As shown in Figure 5, it can be seen that, with the increase in the number of cores, the time for service selection is gradually reduced and stabilized. In the 10–30 stages of core, as the number of cores increases, the number of subpopulations that can migrate simultaneously increases while the time consumed decreases. When the core is 30–60, the cluster resources are sufficient; the time consumption tends to be stable.

5.3. Effectiveness

We tested the effect of the number of particles on the fitness value. This set of experiments tested 20 subtasks, in which candidate services are all set as 100000. In the Spark cluster environment, the parallelism is set to 20, the number of iterations is 500, and the total number of cores is 20. The results are shown in Figure 6.

From Figure 6, with the number of particles increasing, the selected combination of service improves while the fitness value of the overall trend was declining.

This experiment is investigated to evaluate the effect of the iteration number on the fitness value. The group of experiments tested 20 subtasks. The number of candidate services is set to 200000, the number of parallelism is 30, the number of particles is 5000, and the total number of cores is 30. The experimental results are shown in Figure 7.

It can be seen that, from Figure 7, SPSO is superior to PSO in terms of the ability of finding optimal solutions. The average fitness generally declined with the increase in the number of iterations.

5.4. Efficiency

In this experiment, we examine the efficiency of the SPSO algorithm. We tested the effect of the number of particles on the time consumption of the SPSO algorithm under different subtask. The number of different particles is selected in the experiment, and the number of candidate service sets is 100,000. Set the parallel number to 20 and the iterations number to 500. The experimental results are shown as in Figure 8.

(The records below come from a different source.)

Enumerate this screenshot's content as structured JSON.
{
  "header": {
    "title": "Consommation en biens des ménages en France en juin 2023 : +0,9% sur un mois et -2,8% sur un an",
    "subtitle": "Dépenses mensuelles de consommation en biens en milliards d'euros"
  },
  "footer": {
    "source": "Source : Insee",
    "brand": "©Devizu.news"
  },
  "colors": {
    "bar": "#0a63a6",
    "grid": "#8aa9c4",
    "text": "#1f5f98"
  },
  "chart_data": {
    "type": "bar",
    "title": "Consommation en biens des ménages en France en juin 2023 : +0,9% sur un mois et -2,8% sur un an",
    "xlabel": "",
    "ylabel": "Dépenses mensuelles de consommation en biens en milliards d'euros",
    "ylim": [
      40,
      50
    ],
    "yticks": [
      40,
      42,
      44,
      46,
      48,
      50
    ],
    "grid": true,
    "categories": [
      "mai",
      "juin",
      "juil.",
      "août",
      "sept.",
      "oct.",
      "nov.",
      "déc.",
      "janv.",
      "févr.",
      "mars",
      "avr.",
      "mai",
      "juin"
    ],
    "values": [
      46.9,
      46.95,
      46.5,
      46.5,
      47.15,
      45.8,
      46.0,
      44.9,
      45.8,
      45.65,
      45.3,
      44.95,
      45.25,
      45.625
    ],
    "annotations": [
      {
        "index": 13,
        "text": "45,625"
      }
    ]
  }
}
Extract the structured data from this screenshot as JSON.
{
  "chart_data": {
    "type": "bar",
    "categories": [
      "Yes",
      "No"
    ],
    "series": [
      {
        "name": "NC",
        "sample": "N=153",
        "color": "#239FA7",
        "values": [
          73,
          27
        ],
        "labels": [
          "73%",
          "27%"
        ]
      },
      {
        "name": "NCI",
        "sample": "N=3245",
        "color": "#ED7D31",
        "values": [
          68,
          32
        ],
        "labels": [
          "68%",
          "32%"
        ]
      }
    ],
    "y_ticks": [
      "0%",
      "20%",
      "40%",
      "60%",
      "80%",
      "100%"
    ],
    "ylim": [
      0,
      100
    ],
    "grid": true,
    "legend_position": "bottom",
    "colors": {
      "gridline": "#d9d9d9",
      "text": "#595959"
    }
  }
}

Figure 8 shows that, as the number of particles increases, the more time it takes to complete the parallelization of the particles and the more time it takes for the service selection. Meanwhile, for the same number of population particles, time consumption increases as the number of subtasks increases.

6. Conclusion

In this paper, we proposed an improved particle swarm optimization algorithm in Spark cluster to solve the problem of Web service composition optimization in a big data environment. In the simulation experiment, we have studied the effects of Spark parameter and effectiveness of the improved algorithm. Experimental results show that the improved particle swarm optimization algorithm proposed in this paper outperforms other algorithms in Web service composition. For future works, we will examine the impact of service reliability on service selection issue in the context of large-scale service composition optimization.

Conflicts of Interest

The authors declare that they have no conflicts of interest.

Acknowledgments

This work is supported by the National Key Technology R&D Program (no. 2015BAK24B01), the General Research for Humanities and Social Sciences Project of Chinese Ministry of Education (no. 15YJAZH112), and the Educational Commission of Anhui Province of China (no. KJ2016A038).